2024.06.19

Scandit、トヨタ自動車に高性能スキャン技術を提供 トレーサビリティ業務の効率化を支援

Scanditは6月18日、高性能スキャン技術「Scandit Barcode Scanner SDK」がトヨタ自動車に採用されたと発表した。製造ラインでのタブレット内蔵カメラによるバーコード、およびQRコードのスムーズなスキャン作業を実現し、トレーサビリティ業務の効率化を支援する。

高性能スキャン技術を開発するScanditは、スマートフォン、ドローン、デジタルアイウェア、ロボットなどのスマートデバイスで使用でき、バーコード、テキスト、身分証明書(ID)に加え、オブジェクトからもデータを認識できる「Scandit Smart Data Captureプラットフォーム」を提供している。

Scanditのテクノロジーは、ハンディターミナルと比較して最大3倍の速さでデータを正確にスキャンが可能。汚れや傷によって読みにくいバーコードや、光の反射や角度による悪条件下、複数のバーコードでも正確に一括スキャンでき、、コスト削減、従業員の利用定着率と顧客満足度の向上を実現する。

このほど、トヨタ自動車において、「Scandit Barcode Scanner SDK」が採用された。

愛知県のトヨタ自動車 田原工場は、3つの製造ラインが稼働し、「ランドクルーザー」「レクサス GX」「センチュリー」などの大型車を中心に製造を行っている。同工場の一部ラインにおいて、主にトヨタ自動車で開発も担っている作業者への生産指示アプリ(通称:電子指示ビラ)をタブレットで利用。同タブレットに連携させたQRリーダーを使用し、部品のトレーサビリティに関する情報を取得していたが、タブレットに加えて高価な専用スキャナーが必要なことによる「コスト増加」、タブレットと専用スキャナーの両方の操作が必要なことによる「作業効率低下」、専用スキャナーの充電やBluetoothペアリングなどの管理による「運用負担」が課題となっていた。

これらの課題を解決するためトヨタ自動車は、タブレットの内蔵カメラでの各種コード(バーコード、QRコード、マイクロ QR)読み取りを検討したが、汎用タブレットに搭載のカメラアプリやオープンソースのフリーソフトでは、サイズの小さいコード、湾曲面に貼られたコード、暗い車両内でのコードの読取において、スキャンの遅延・失敗といった問題が発生し、製造現場での使用には不十分だった。

そこでトヨタ自動車は、「Scandit Barcode Scanner SDK」のテスト・検証を実施。タブレットの内蔵カメラを使用しているにも関わらず、QRコードの迅速かつ優れた読み取り精度を実現できることを確認した。さらに別のテストでは、「Scandit Barcode Scanner」が、金属面への刻印や湾曲面に貼られたQR コードも含み、部品に付いているQRコードの読み取り精度を大幅に向上させていることを確認。
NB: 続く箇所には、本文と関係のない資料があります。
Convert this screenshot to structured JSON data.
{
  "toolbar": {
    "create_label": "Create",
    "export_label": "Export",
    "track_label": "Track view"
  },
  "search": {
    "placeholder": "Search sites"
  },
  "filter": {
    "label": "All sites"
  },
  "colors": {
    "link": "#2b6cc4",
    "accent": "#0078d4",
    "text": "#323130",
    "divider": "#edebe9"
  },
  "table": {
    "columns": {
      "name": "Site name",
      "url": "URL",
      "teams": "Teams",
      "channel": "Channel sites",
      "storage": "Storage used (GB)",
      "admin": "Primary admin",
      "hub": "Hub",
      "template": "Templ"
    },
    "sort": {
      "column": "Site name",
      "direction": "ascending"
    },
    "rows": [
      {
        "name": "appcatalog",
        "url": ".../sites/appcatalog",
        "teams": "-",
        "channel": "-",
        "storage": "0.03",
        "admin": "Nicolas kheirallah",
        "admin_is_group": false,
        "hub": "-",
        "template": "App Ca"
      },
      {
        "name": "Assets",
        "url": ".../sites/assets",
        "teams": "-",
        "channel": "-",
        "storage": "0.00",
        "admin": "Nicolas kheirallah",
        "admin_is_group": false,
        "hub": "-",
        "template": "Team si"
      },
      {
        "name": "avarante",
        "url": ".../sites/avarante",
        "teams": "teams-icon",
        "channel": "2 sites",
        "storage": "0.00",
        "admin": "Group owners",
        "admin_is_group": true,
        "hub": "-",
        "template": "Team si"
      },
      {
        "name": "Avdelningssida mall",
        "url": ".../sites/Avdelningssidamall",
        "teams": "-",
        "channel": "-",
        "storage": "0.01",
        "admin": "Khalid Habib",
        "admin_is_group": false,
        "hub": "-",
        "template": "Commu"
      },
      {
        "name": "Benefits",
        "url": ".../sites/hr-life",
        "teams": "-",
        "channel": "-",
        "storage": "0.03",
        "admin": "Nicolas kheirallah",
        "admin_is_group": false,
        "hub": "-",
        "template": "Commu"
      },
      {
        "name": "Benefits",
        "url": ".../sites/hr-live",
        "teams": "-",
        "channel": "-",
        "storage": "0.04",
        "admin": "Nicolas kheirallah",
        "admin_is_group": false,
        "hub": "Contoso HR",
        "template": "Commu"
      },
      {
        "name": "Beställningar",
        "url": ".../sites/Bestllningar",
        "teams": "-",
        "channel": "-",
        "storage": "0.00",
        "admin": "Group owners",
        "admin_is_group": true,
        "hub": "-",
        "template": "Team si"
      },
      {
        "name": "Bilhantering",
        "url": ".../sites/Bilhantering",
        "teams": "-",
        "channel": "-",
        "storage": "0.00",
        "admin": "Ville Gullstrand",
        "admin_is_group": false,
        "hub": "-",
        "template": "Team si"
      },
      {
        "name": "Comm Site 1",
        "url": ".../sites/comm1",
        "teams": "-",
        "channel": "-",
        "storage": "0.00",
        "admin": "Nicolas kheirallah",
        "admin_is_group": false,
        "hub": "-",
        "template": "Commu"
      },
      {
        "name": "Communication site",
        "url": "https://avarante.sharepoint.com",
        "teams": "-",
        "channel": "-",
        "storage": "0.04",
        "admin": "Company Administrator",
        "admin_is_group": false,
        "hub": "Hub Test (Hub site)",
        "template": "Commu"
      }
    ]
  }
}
これらのテスト結果を総合的に評価し、「Scandit Barcode Scanner SDK」の採用に至ったとしている。

本事例では、事前検証において、Scanditのパートナーである日立ソリューションズが支援に入ったことでスムーズな導入を実現した。

「Scandit Barcode Scanner SDK」の導入によりトヨタ自動車は、専用スキャナーが不要になったことによる「コスト削減」、タブレット1台のみで操作が可能となったことによる「作業効率向上」、専用スキャナーの管理が不要になったことによる「運用負担軽減」、さまざまな状態のコードに対応する「読み取り精度向上」を実現した。

今回の「Scandit Barcode Scanner SDK」導入について、トヨタ自動車 田原工場組立部技術室の担当者は、「製造ラインで使用する各部品のトレーサビリティは、法的にも社内のルールとしても必要不可欠です。タブレットの内蔵カメラで当社の作業指示アプリとコードのスキャンが統合できたことは、現場の作業負担軽減とコスト削減に大きく寄与しました」とコメントした。

トヨタ自動車 車両製造技術開発部システム製作課の担当者は、「コードのスキャンによって部品が確認できなければ、製造作業を進めることができません。そのため、読み取り対象部品はもれなく読み取ることが必要になります。Scandit Barcode Scanner を使ったテストでは、現場作業で想定されるさまざまな条件を設定して読み取り検証を実施しました。その結果、現場で要求される読取条件下(バーコードサイズ、周囲の照度、読取にかける許容時間)において正確にもれなく読み取ることができました。作業者がストレスを感じないように短時間で正確な読み取りができることも高評価でした」と述べた。